Sunday, November 23, 2008

Obsolete? Not Yet.

An Australian columnist wonders whether book rental schemes like Book Swim will make libraries as obsolete as video rental stores - and concludes that they won't. Not only do the rental schemes cost money (and libraries, unlike video rental stores, offer their collections for free) but they don't have a wide enough variety of offerings, focusing instead on current bestsellers. But she also points out something less tangible but very important about libraries.
Libraries still serve as one of the rare public meeting spaces not devoted to commerce. They help kids with research and adults with job hunts and starting businesses and their own formal and informal educations.
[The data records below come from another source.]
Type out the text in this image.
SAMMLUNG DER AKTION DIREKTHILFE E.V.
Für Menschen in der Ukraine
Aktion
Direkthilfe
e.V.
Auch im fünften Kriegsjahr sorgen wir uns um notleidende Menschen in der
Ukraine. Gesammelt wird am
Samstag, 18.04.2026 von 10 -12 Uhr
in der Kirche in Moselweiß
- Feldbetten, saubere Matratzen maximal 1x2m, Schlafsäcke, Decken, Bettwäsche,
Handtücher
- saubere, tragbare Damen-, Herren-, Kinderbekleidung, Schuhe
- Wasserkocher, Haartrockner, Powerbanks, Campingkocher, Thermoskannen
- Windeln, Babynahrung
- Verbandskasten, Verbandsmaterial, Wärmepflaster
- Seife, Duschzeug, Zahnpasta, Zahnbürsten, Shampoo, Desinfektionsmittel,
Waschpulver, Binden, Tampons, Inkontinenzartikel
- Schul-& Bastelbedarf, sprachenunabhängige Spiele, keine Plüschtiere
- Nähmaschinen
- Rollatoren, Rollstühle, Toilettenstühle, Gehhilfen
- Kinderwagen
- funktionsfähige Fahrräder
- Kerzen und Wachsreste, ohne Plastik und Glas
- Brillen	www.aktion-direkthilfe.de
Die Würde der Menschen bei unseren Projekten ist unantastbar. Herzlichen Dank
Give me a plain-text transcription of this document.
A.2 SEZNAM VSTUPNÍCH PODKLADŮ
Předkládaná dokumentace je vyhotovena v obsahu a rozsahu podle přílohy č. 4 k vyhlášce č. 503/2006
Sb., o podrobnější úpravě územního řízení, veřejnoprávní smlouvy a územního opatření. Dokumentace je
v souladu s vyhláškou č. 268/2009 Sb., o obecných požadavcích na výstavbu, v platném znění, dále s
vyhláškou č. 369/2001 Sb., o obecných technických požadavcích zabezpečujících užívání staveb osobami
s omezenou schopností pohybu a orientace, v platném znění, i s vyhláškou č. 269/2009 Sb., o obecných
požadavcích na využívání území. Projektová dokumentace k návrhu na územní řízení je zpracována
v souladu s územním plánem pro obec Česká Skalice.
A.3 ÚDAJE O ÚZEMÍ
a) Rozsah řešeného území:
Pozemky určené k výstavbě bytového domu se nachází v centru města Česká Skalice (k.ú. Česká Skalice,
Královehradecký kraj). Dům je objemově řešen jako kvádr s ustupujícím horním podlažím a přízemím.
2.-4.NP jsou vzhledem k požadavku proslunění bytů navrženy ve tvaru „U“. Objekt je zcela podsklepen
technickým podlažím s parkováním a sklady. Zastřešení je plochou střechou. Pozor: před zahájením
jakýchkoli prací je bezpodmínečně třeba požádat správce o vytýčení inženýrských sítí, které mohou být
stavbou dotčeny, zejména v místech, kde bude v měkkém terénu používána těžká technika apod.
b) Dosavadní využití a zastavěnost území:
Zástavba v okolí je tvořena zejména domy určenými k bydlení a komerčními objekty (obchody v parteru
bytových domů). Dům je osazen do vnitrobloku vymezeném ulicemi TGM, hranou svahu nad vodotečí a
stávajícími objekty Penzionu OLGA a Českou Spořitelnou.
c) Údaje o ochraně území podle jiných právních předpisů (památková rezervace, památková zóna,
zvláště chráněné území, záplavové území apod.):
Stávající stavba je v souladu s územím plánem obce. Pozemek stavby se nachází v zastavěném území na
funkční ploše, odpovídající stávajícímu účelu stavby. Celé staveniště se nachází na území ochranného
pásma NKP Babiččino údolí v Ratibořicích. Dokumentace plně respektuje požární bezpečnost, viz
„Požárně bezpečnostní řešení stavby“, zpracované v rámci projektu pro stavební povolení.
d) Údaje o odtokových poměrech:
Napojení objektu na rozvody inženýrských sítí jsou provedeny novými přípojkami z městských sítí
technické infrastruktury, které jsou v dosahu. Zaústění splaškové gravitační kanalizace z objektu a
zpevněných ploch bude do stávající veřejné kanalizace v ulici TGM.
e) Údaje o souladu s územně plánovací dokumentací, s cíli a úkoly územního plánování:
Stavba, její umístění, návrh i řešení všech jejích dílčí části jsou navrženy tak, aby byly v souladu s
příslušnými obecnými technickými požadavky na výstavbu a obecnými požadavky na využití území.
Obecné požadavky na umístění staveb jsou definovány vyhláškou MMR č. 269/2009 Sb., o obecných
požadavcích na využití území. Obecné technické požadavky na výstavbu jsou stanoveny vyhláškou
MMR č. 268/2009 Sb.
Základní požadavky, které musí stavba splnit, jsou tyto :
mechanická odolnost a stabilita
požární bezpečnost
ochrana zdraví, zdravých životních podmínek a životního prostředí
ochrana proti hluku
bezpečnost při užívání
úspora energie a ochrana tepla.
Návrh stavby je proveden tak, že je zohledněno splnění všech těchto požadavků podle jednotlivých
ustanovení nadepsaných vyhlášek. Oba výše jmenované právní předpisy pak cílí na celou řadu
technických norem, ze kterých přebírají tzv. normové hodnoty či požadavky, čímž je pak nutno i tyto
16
Libraries buy books based on both popularity and serving their public. They tend to fight the good fight to make sure controversial material is available. You know, good quality-of-life, bastion of democracy stuff.
She also recommends some simple ways that libraries could be even better.
I think with the right savvy, libraries are up to the task of competing with even an improved book rental service. Already, through inter-library loans you can get almost anything, and with my countywide system's online reservation system, it's almost as easy as Netflix to request something. A little slow to get it, but that should be fixable. Make renewing easier, with a warning system when something's coming due, and you're most of the way there for me.
And she closes with a final benefit: when you've grown weary of reading that same picture book fifty-five times to your child, you can claim that it's due at the library.

Monday, November 10, 2008

Don't Mess With Us

Mother Jones has a profile of "America's Most Dangerous Librarians" - the principled librarians in Connecticut who challenged the constitutionality of a National Security Letter authorized by the PATRIOT Act and served on a library consortium.

It's good reading, even if the title is a play on popular stereotypes. Dangerous? Librarians? How could that be?

But here's a case where members of our profession stood up to authority for principled reasons, and that made them powerful. And a threat to a law that was enacted in haste to strengthen the FBI's surveillance powers even as it weakened the Constitution.

As Michael Moore once said, "don't mess with librarians."